COMO – Nella serata di giovedì 17 dicembre una nuova audizione tra i sindacati, italiani e svizzeri, e il Governo italiano con all’ordine del giorno la revisione dell’Accordo sulla tassazione dei lavoratori frontalieri. Incontro da cui sono emerse alcune interessanti novità.
Il primo importante risultato conseguito è stata la definitiva conferma della clausola di salvaguardia per gli attuali frontalieri che pertanto non subiranno alcun aggravio d’imposta fino alla pensione anche in caso di cambiamento del posto di lavoro.
I nuovi frontalieri che entreranno nel mercato del lavoro svizzero dopo la ratifica dell’Accordo avranno invece un trattamento fiscale concorrenziale tra Italia e Svizzera sulla falsariga di quanto già oggi previsto per i frontalieri che non vivono in fascia di frontiera. Si è tuttavia riusciti ad ottenere la garanzia che per questi lavoratori (sia i frontalieri futuri, sia gli attuali frontalieri fuori fascia) verrà prevista un’importante no‐tax area di 10.000 euro, un notevole miglioramento rispetto all’attuale franchigia di 7.500 euro.

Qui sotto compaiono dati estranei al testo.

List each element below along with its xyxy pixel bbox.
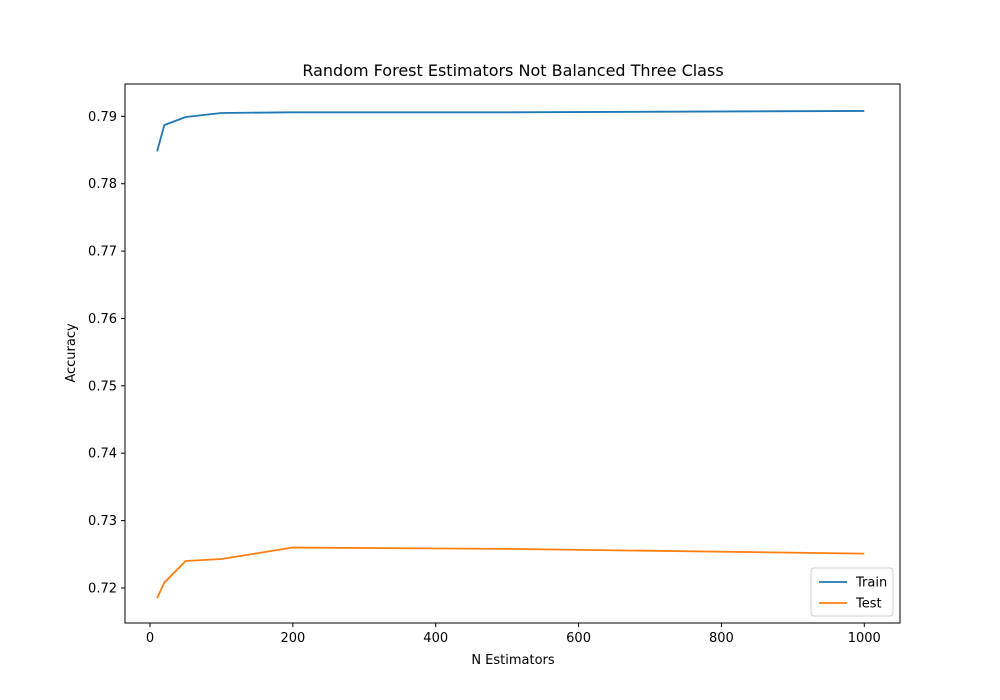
legend: Train Test [810, 567, 894, 617]
y-tick-label: 0.77 [88, 245, 117, 260]
y-tick-label: 0.73 [88, 514, 117, 529]
x-tick-label: 0 [146, 631, 154, 646]
y-tick-label: 0.76 [88, 312, 117, 327]
y-tick-label: 0.75 [88, 379, 117, 394]
chart-title: Random Forest Estimators Not Balanced Th… [302, 61, 723, 80]
legend-label: Test [855, 597, 882, 612]
x-tick-label: 600 [566, 631, 591, 646]
series-layer [156, 110, 865, 599]
y-tick-label: 0.79 [88, 110, 117, 125]
x-axis-label: N Estimators [471, 653, 555, 668]
x-tick-label: 400 [423, 631, 448, 646]
plot-frame [124, 83, 901, 624]
y-tick-label: 0.78 [88, 177, 117, 192]
y-axis: 0.72 0.73 0.74 0.75 0.76 0.77 0.78 0.79 [88, 110, 125, 596]
x-axis: 0 200 400 600 800 1000 [146, 623, 881, 646]
series-line-train [156, 110, 865, 152]
x-tick-label: 800 [709, 631, 734, 646]
y-tick-label: 0.74 [88, 447, 117, 462]
x-tick-label: 1000 [848, 631, 881, 646]
legend-label: Train [855, 576, 887, 591]
y-axis-label: Accuracy [64, 323, 79, 383]
series-line-test [156, 546, 865, 599]
legend-box [810, 567, 894, 617]
plot-area [125, 84, 900, 623]
y-tick-label: 0.72 [88, 581, 117, 596]
x-tick-label: 200 [280, 631, 305, 646]
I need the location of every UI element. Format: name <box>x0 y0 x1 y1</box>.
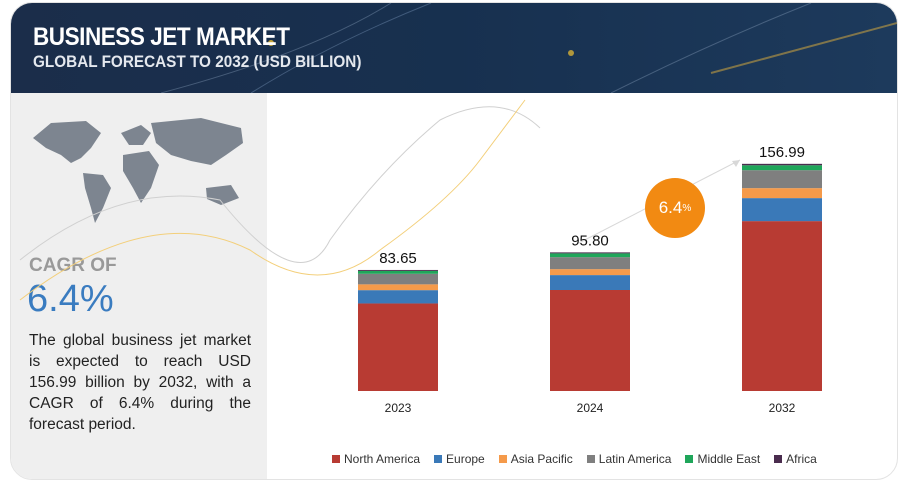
x-tick-label: 2032 <box>769 401 796 415</box>
legend-item: Europe <box>434 452 485 466</box>
light-trails-decoration <box>160 3 897 93</box>
bar-segment-asia-pacific-2024 <box>550 269 630 276</box>
total-label-2023: 83.65 <box>379 250 417 267</box>
cagr-value: 6.4% <box>27 278 114 320</box>
market-description: The global business jet market is expect… <box>29 332 251 433</box>
legend-label: Asia Pacific <box>510 452 573 466</box>
bar-segment-latin-america-2032 <box>742 170 822 189</box>
bar-segment-north-america-2023 <box>358 303 438 391</box>
bar-segment-middle-east-2024 <box>550 253 630 258</box>
cagr-badge-value: 6.4 <box>658 198 683 217</box>
growth-arrow-head <box>732 160 740 167</box>
decorative-curve <box>19 106 541 263</box>
bar-segment-asia-pacific-2023 <box>358 284 438 291</box>
legend-label: Middle East <box>697 452 761 466</box>
bar-segment-europe-2024 <box>550 275 630 290</box>
legend-item: Africa <box>774 452 817 466</box>
x-tick-label: 2024 <box>577 401 604 415</box>
legend-label: North America <box>344 452 421 466</box>
cagr-badge: 6.4% <box>645 178 705 238</box>
legend-swatch <box>774 455 783 463</box>
cagr-badge-unit: % <box>682 202 692 214</box>
legend-item: Middle East <box>685 452 760 466</box>
total-label-2024: 95.80 <box>571 232 609 249</box>
legend-swatch <box>434 455 443 463</box>
bar-segment-middle-east-2032 <box>742 165 822 171</box>
world-map-icon <box>33 118 243 223</box>
legend-swatch <box>498 455 507 463</box>
legend-label: Europe <box>446 452 485 466</box>
bar-segment-asia-pacific-2032 <box>742 188 822 199</box>
bar-segment-africa-2023 <box>358 269 438 271</box>
bar-segment-latin-america-2023 <box>358 273 438 285</box>
bar-segment-europe-2032 <box>742 198 822 222</box>
bar-segment-africa-2024 <box>550 252 630 254</box>
bar-segment-europe-2023 <box>358 290 438 304</box>
legend-item: North America <box>332 452 420 466</box>
x-tick-label: 2023 <box>385 401 412 415</box>
legend-swatch <box>332 455 340 463</box>
header-banner: BUSINESS JET MARKET GLOBAL FORECAST TO 2… <box>11 3 897 93</box>
bar-segment-africa-2032 <box>742 163 822 166</box>
chart-legend: North America Europe Asia Pacific Latin Ame… <box>332 452 817 466</box>
decorative-curve <box>19 99 526 301</box>
total-label-2032: 156.99 <box>759 144 805 161</box>
page-subtitle: GLOBAL FORECAST TO 2032 (USD BILLION) <box>33 52 362 71</box>
bar-segment-north-america-2032 <box>742 221 822 391</box>
page-title: BUSINESS JET MARKET <box>33 23 290 51</box>
bar-segment-middle-east-2023 <box>358 270 438 274</box>
bar-segment-north-america-2024 <box>550 289 630 391</box>
legend-label: Africa <box>786 452 817 466</box>
cagr-label: CAGR OF <box>29 255 117 276</box>
legend-item: Latin America <box>586 452 672 466</box>
bar-segment-latin-america-2024 <box>550 257 630 270</box>
legend-swatch <box>586 455 595 463</box>
summary-panel: CAGR OF 6.4% The global business jet mar… <box>11 93 267 479</box>
legend-swatch <box>685 455 694 463</box>
legend-item: Asia Pacific <box>498 452 573 466</box>
legend-label: Latin America <box>598 452 672 466</box>
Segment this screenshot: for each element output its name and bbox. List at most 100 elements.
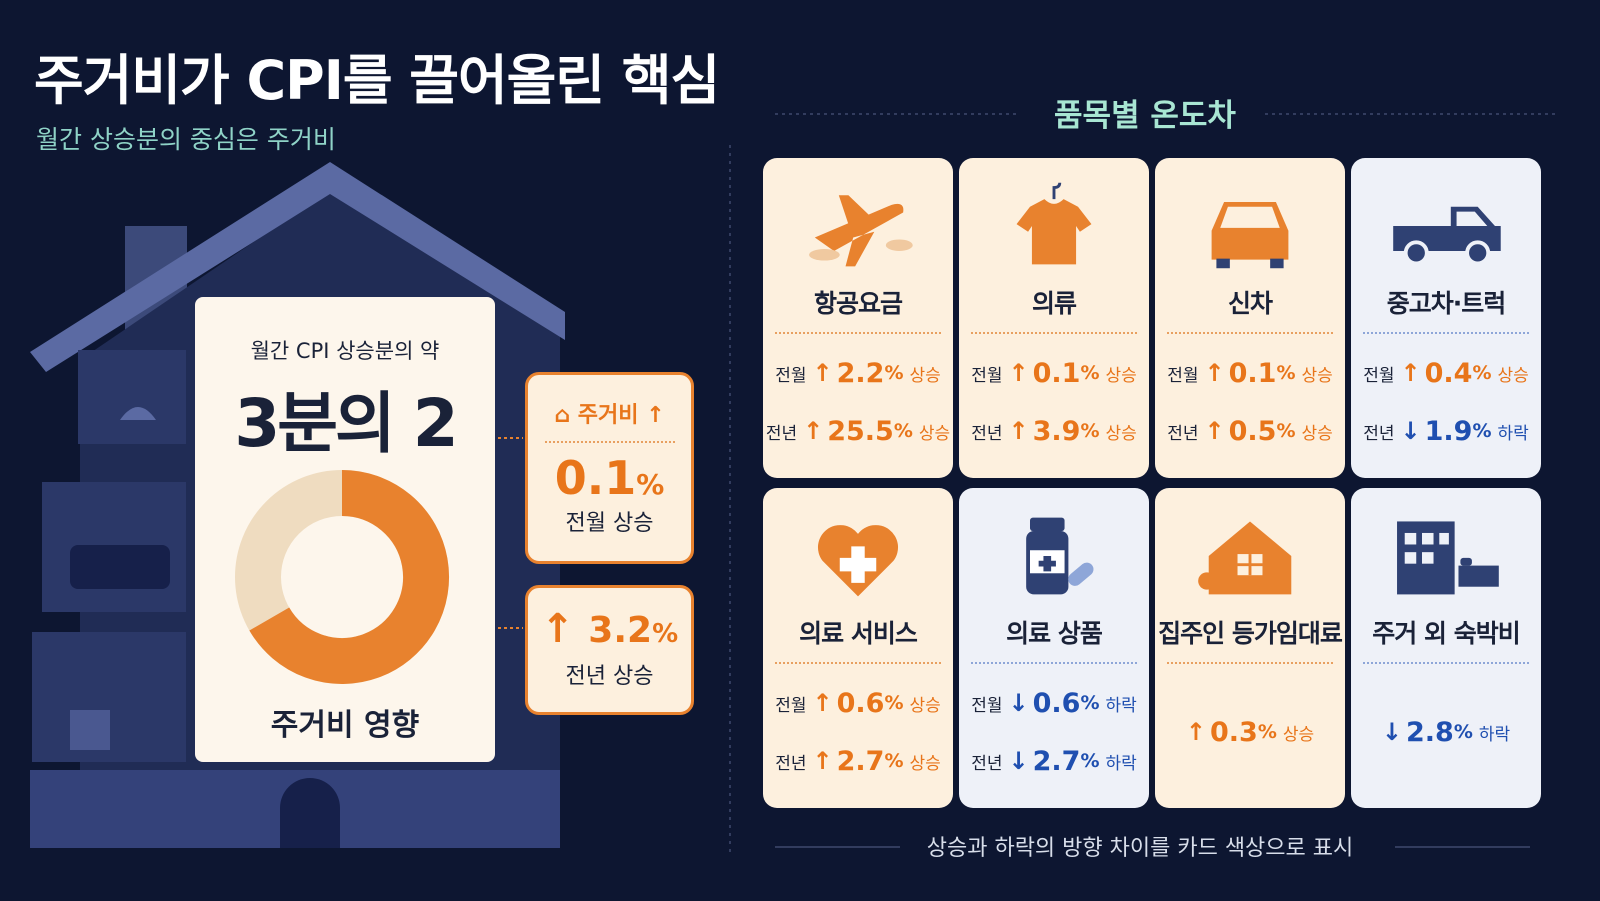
icon-shape — [1460, 557, 1472, 566]
icon-shape — [1220, 206, 1280, 228]
change-row: ↓ 2.8% 하락 — [1351, 674, 1541, 790]
badge: 주거비 — [577, 403, 639, 428]
icon-shape — [1422, 532, 1434, 545]
change-unit: % — [1080, 750, 1100, 772]
item-card: 의류 전월 ↑ 0.1% 상승 전년 ↑ 3.9% 상승 — [959, 158, 1149, 478]
yearly-label: 전년 상승 — [565, 664, 654, 689]
card-rule — [1167, 662, 1333, 664]
plant-pot — [70, 710, 110, 750]
trend-arrow: ↑ — [1204, 359, 1225, 387]
direction: 상승 — [1497, 365, 1529, 386]
change-row: 전월 ↓ 0.6% 하락 — [959, 674, 1149, 732]
card-icon — [817, 525, 899, 597]
icon-shape — [839, 546, 877, 583]
icon-shape — [1439, 532, 1449, 545]
icon-shape — [1458, 565, 1499, 587]
card-icon — [1198, 521, 1292, 595]
change-value: 0.1 — [1032, 357, 1081, 389]
card-icon — [1211, 202, 1289, 269]
change-row: ↑ 0.3% 상승 — [1155, 674, 1345, 790]
icon-shape — [1465, 240, 1491, 266]
card-name: 항공요금 — [813, 289, 903, 318]
trend-arrow: ↑ — [1400, 359, 1421, 387]
share-lead: 월간 CPI 상승분의 약 — [250, 339, 440, 363]
change-row: 전월 ↑ 0.4% 상승 — [1351, 344, 1541, 402]
icon-shape — [1052, 182, 1062, 200]
card-rule — [971, 662, 1137, 664]
yearly-value: 3.2 — [588, 610, 653, 651]
change-row: 전년 ↑ 0.5% 상승 — [1155, 402, 1345, 460]
card-rule — [1363, 662, 1529, 664]
change-value: 2.7 — [836, 745, 885, 777]
trend-arrow: ↑ — [1008, 417, 1029, 445]
change-row: 전월 ↑ 2.2% 상승 — [763, 344, 953, 402]
icon-shape — [1038, 556, 1056, 572]
change-value: 0.5 — [1228, 415, 1277, 447]
yearly-box: ↑ 3.2% 전년 상승 — [525, 585, 694, 715]
card-name: 주거 외 숙박비 — [1372, 619, 1520, 648]
trend-arrow: ↑ — [812, 747, 833, 775]
icon-shape — [1404, 552, 1417, 564]
card-icon — [1026, 517, 1094, 595]
card-name: 집주인 등가임대료 — [1158, 619, 1343, 648]
trend-arrow: ↓ — [1381, 718, 1402, 746]
trend-arrow: ↓ — [1008, 747, 1029, 775]
change-value: 0.6 — [1032, 687, 1081, 719]
trend-arrow: ↓ — [1008, 689, 1029, 717]
housing-panel — [195, 297, 495, 762]
card-rule — [971, 332, 1137, 334]
direction: 상승 — [1105, 423, 1137, 444]
monthly-value: 0.1 — [554, 451, 637, 505]
trend-arrow: ↑ — [1204, 417, 1225, 445]
direction: 상승 — [909, 695, 941, 716]
direction: 하락 — [1105, 695, 1137, 716]
trend-arrow: ↓ — [1400, 417, 1421, 445]
change-unit: % — [1080, 420, 1100, 442]
card-name: 신차 — [1227, 289, 1273, 318]
period: 전년 — [765, 423, 798, 444]
direction: 상승 — [1301, 365, 1333, 386]
icon-shape — [1016, 199, 1092, 265]
period: 전월 — [1167, 365, 1199, 386]
change-row: 전년 ↑ 25.5% 상승 — [763, 402, 953, 460]
yearly-unit: % — [652, 619, 679, 649]
icon-shape — [1403, 240, 1429, 266]
period: 전월 — [1363, 365, 1395, 386]
icon-shape — [1030, 517, 1065, 532]
share-text: 3분의 2 — [234, 385, 458, 462]
change-row: 전년 ↑ 2.7% 상승 — [763, 732, 953, 790]
change-row: 전년 ↓ 2.7% 하락 — [959, 732, 1149, 790]
trend-arrow: ↑ — [1185, 718, 1206, 746]
door — [280, 778, 340, 848]
change-row: 전년 ↓ 1.9% 하락 — [1351, 402, 1541, 460]
footer-note: 상승과 하락의 방향 차이를 카드 색상으로 표시 — [926, 836, 1354, 861]
arrow-icon: ↑ — [540, 606, 589, 652]
card-name: 의료 상품 — [1006, 619, 1103, 648]
change-unit: % — [1276, 362, 1296, 384]
rule — [544, 441, 675, 443]
icon-shape — [1068, 562, 1094, 586]
change-value: 0.3 — [1209, 716, 1258, 748]
icon-shape — [1404, 532, 1449, 564]
card-rule — [1167, 332, 1333, 334]
trend-arrow: ↑ — [803, 417, 824, 445]
change-value: 0.4 — [1424, 357, 1473, 389]
change-value: 3.9 — [1032, 415, 1081, 447]
icon-shape — [1216, 258, 1230, 269]
roof — [30, 162, 565, 372]
arrow-icon: ↑ — [638, 403, 665, 428]
change-unit: % — [893, 420, 913, 442]
item-card: 의료 서비스 전월 ↑ 0.6% 상승 전년 ↑ 2.7% 상승 — [763, 488, 953, 808]
period: 전월 — [971, 695, 1003, 716]
change-row: 전월 ↑ 0.1% 상승 — [1155, 344, 1345, 402]
house-room — [78, 350, 186, 444]
change-unit: % — [1276, 420, 1296, 442]
card-rule — [775, 662, 941, 664]
direction: 상승 — [909, 753, 941, 774]
monthly-label: 전월 상승 — [565, 511, 654, 536]
card-icon — [809, 195, 913, 267]
card-name: 의류 — [1031, 289, 1077, 318]
direction: 상승 — [909, 365, 941, 386]
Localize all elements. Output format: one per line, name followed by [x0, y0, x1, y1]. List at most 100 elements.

A breve verranno inoltre discusse ulteriori misure potenzialmente migliorative. È stata inoltre richiesta una seconda clausola di salvaguardia per i frontalieri che hanno perso il lavoro nel 2019 o nel 2020 i quali ‐ se confermata ‐ potranno rientrare nel mercato del lavoro svizzero con il vecchio regime fiscale.
“Siamo soddisfatti per l’intesa raggiunta con il Governo ‐ il commento di Mirko Dolzadelli, responsabile nazionale Cisl Frontalieri e di Andrea Puglia, responsabile Frontalieri per l’Ocst, l’Organizzazione cristiano sociale ticinese ‐. Si tratta di risultati molto importanti, frutto di un lavoro durato anni. Ricordiamo che la prima versione dell’Accordo fiscale negoziato dai Governi nazionali di Italia e Svizzera nel 2015 avrebbe previsto la tassazione piena dei redditi da lavoro secondo le aliquote italiane per tutti i frontalieri (presenti e futuri) con il solo riconoscimento della franchigia di 7.500 euro”.
“Essenziale è aver superato l’Accordo parafato nel 2015 ‐ aggiunge Dolzadelli ‐ che non era stato condiviso con le organizzazioni sindacali e con le associazioni dei Comuni. Riteniamo di estrema importanza che questo risultato sia stato il frutto di un confronto costruttivo tra le parti e che siano state accolte le nostre proposte al fine della costruzione dell’impianto generale. Fondamentale è anche il fatto che l’Accordo non modifica l’attuale condizione dei lavoratori frontalieri, non si ripercuote sui salari e sostanzialmente non va a intaccare il loro potere d’acquisto in una fase di notevole drammaticità dal punto di vista della tenuta occupazionale. Sarà poi fondamentale, dopo la ratifica dell’Accordo stesso, costruire un nuovo impianto generale di tutela del lavoro frontaliero”.
Soddisfazione dunque, ma la partita non si è ancora conclusa. “Restano da definire ‐ conclude Puglia ‐ gli ultimi dettagli che potranno migliorare ulteriormente le condizioni descritte nell’Accordo. Nelle prossime ore proseguiranno pertanto i contatti con il Governo italiano. I tempi per l’entrata in vigore del nuovo accordo restano quelli già comunicati in precedenza: si ipotizza che la firma ufficiale dei Governi possa avvenire entro fine anno (o al massimo a gennaio del 2021) con entrata in vigore effettiva dal 1° gennaio 2023”.